Day’s work done, so wanted to come back on and continue. Since didn’t hear back from you for potential directions, I reckoned I’d spend some time on the what you mentioned you are working on, and to me is sounds very intriguing and valuable. In your words:

“an explication of how Jung’s hypothesis of the archetype and the principle of synchronicity anticipate the later developments in complexity science and the mathematics of category theory. In other words, the archetype and synchronicity are intuitive notions of that which became rigorously defined and proved such as strange attractors in dynamic systems, emergence of order from chaos, self-organization, etc.”

And then you continue addressing that through these disciplines we may get a better sense of whether or not archetypes are deduced, although that direction is less intriguing to me than the so many other potential discoveries awaiting you in your inquiry—and by the way, I also am intrigued by this not only because archetype and synchronicity are favorites of mine, but because you’re bringing in, like you mentioned earlier, multidisciplinary approach. And I am sold on that, too. To a mythologist: multidisciplinary approach is like meta-amplification. And if not meta-, then mega-amplification. So you mention disciplines like mathematics (a field which excels at being clear and unambiguous—and usually I laud ambiguity, coming from a literature-ish angle, but I think the mathematics’ value is its precision and non-ambiguity, which speak to the necessary (clear) structure for ambiguity (I could go on from a poetry-angle on clarity in ambiguity, but back to the math, somewhat, like all that great stuff on imaginary and irrational numbers, which I know only a little about)(And I go on about this, because I am hoping that you might show me where mathematics stretches beyond itself into the likes of ambiguity, intuition, and all that stuff that I like to camp out in.)

Speaking of which, it was your key phrase: “In other words, the archetype and synchronicity are intuitive notions…” (I can’t speak to the “strange attractors in dynamic systems” in chaos theory, etc.—had to look that part up, sounds awesome: that strange attractors predict “the formation of semi-stable patterns..” ) And again, ‘semi-stable’ is what captures my intrigue there. Something ambiguous. Or clearly unambiguous in that it occupies both stable and unstable, uh, dimensions, maybe?

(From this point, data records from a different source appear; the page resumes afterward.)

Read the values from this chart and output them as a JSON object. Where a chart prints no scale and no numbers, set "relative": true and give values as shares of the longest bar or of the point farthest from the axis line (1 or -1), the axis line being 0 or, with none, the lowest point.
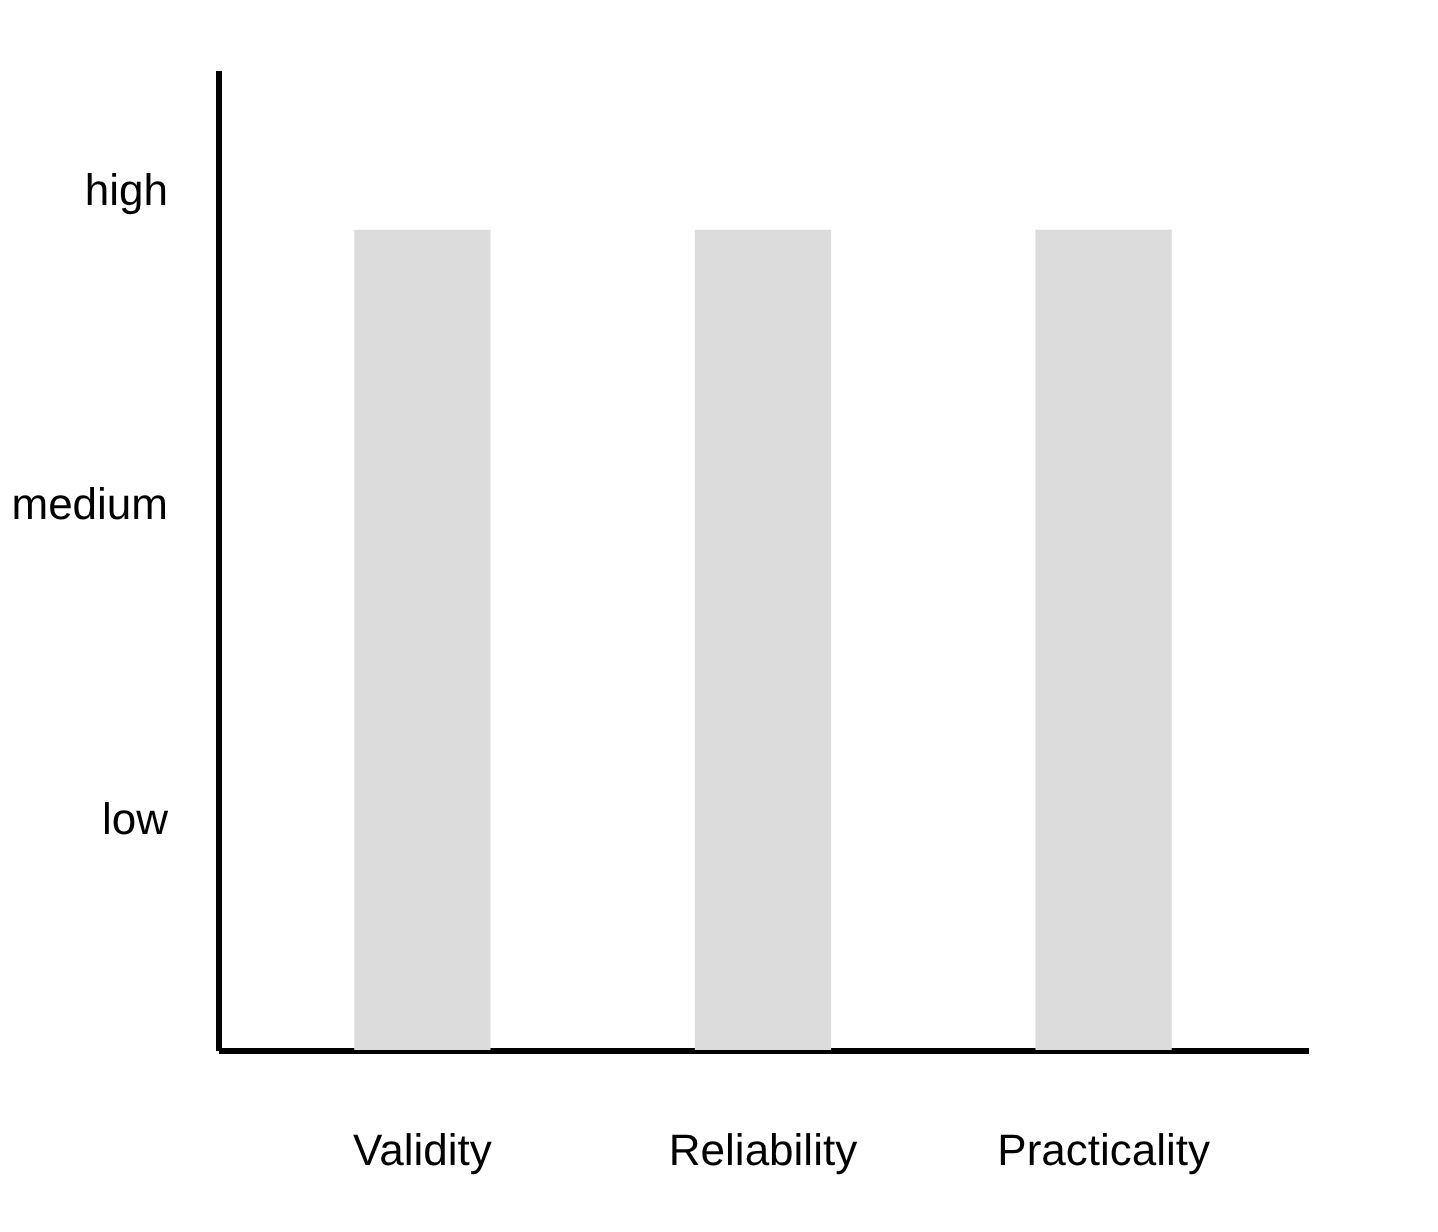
{
  "chart_data": {
    "type": "bar",
    "categories": [
      "Validity",
      "Reliability",
      "Practicality"
    ],
    "values": [
      1,
      1,
      1
    ],
    "color": "#dcdcdc",
    "relative": true,
    "annotations": [
      "high",
      "medium",
      "low"
    ],
    "grid": false
  }
}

Anyway, it sounds like a great direction to me. But back to what originally captured my attention: ‘archetype and synchronicity as intuitive notions.’ And I suppose you’re on a great track if it leads into intuitive terrain, into terrains that involve “semi-.” Would love to hear some of your take on the relationship between archetype/synchronicity and intuition, with emphasis on the “intuition” part. Though, I must confess I am being selfish, as this latter is way up on my list of favorites.